6 – Effet d’annonce (chute en deux actes)
Acte 1
Un homme est suspendu dans le vide retenu par deux femmes. Le voilà en bien mauvaise posture ! L’une a saisi son pied, l’autre tire sur le coin de la veste tandis qu’un autre homme, en arrière plan, bras levés, pousse des hauts cris. Va-t-il pouvoir être sauvé?
Et puis « Que s’est-il passé avant… Cet homme vient-il de sauter ou de tomber par une fenêtre ? Qu’arriva-t-il après ?
Qu’il s’agisse d’ailleurs d’un évènement réel (un fait divers dont la presse autant que
le public sont friands), d’une annonce pour un spectacle (type vaudeville) ou d’une réclame pour la publication d’un feuilleton populaire à deux sous, le traitement graphique presque comique
(caricatural) de la situation contraste avec l’effet d’annonce dramatique du texte inscrit en caractères bulle.

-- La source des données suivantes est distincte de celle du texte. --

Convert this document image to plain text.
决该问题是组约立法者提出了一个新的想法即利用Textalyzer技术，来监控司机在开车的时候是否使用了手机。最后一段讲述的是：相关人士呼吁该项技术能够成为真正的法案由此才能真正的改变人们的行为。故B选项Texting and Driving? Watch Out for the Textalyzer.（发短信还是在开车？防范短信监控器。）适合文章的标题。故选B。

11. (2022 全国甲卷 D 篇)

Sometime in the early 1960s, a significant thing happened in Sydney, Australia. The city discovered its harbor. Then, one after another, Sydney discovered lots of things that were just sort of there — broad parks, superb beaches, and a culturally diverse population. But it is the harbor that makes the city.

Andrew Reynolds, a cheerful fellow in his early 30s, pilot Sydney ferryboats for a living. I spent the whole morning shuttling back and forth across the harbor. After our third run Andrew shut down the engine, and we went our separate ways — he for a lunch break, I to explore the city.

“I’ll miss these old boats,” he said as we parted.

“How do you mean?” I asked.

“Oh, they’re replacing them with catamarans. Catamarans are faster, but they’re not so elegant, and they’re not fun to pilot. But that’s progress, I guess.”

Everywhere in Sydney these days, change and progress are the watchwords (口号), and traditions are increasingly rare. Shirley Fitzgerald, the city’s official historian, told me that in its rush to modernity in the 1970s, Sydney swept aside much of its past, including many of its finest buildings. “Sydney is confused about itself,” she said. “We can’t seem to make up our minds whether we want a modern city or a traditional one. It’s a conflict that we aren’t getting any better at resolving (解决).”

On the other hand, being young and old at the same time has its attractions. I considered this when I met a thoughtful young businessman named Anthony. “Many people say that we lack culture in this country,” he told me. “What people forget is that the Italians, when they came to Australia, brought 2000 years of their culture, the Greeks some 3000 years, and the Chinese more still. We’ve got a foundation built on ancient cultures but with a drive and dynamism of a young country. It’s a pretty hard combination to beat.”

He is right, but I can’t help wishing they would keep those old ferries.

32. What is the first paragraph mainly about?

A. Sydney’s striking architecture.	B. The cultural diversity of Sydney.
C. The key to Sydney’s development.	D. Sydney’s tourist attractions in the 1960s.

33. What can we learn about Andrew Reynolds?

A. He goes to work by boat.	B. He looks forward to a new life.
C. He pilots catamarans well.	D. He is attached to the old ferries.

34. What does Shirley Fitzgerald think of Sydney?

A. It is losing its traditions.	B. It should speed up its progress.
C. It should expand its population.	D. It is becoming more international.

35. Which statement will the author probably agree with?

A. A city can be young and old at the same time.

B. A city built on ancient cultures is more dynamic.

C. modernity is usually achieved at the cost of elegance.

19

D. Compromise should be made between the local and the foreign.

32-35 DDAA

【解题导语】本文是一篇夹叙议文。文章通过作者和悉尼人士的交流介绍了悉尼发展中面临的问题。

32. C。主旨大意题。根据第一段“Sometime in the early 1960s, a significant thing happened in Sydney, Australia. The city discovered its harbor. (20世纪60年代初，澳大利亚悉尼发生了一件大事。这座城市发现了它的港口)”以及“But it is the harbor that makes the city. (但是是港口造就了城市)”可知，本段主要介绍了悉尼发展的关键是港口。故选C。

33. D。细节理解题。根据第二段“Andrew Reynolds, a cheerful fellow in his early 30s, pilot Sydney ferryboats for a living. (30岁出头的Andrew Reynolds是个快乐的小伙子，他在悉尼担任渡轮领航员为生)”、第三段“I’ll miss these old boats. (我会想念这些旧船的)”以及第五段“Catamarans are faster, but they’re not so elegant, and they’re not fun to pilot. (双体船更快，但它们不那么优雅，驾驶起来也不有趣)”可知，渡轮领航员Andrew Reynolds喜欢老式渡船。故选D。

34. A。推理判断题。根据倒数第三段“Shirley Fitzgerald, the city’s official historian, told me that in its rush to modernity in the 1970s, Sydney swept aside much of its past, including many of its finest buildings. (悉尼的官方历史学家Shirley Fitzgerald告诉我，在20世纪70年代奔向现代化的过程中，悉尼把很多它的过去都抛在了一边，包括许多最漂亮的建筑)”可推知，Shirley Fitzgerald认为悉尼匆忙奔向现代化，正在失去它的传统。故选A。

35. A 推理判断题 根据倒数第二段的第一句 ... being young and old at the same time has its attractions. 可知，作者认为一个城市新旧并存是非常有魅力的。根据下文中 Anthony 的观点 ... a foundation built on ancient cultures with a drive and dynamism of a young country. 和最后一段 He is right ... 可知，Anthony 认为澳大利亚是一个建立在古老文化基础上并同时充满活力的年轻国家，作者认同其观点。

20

On remarquera, à ce sujet que ce qui pourrait passer pour une maladresse - la façon dont le mot terrible coincé contre le bord droit de l’image - est une façon astucieuse de le faire chuter, lui aussi, de façon tout aussi grotesque que le personnage.
La construction de l’affiche utilise un procédé classique de lecture en Z de texte à texte, mettant étrangement en exergue les syllabes [terr] (de terrible) et [aire] (de affaire). Il s’agit sans doute là d’un hasard mais qui a comme effet d’inscrire physiquement la chute entre les deux sonorités terre et air.
Acte 2
Une femme, s’entretient avec son mari (en lui servant une boisson sur un plateau) au sujet de la terrible
affaire dont celui-ci a été la victime. Nous voilà rassuré ! L’homme n’est donc pas mort dans sa chute. Peut-être même, finalement, n’est il pas tombé du tout !
Une comparaison graphique des figures représentées (il s’agit là visiblement des même personnages que sur la première affiche indique que ce n’est pas le même dessinateur qui a exécuté les deux affiches. Il y a donc reprise et citation sans soucis de réalisme.
Quelques indices cependant dont la reprise du lettrage, l’insert en médaillon - comme l’évocation d’un souvenir (lointain) de l’image de l’affiche n°1 - et la position de la femme (penchée) sont là pour assurer un continuité et une cohérence graphique.
L’emploi du vouvoiement dans le texte d’entête, entretient le doute un instant : il pourrait tout autant être un rappel implicite pour le lecteur de l’affiche n°1 que le langage utilisé par la femme vis-à-vis de son époux (bourgeoisie oblige !).
Cependant l’hypothèse est démentie aussitôt par le tutoiement inscrit, dans le dialogue au bas de l’affiche.
- Eh bien!! Tu es quitte pour la peur, grâce à la qualité de ton vêtement.
Il ne s'agissait donc que de cela !!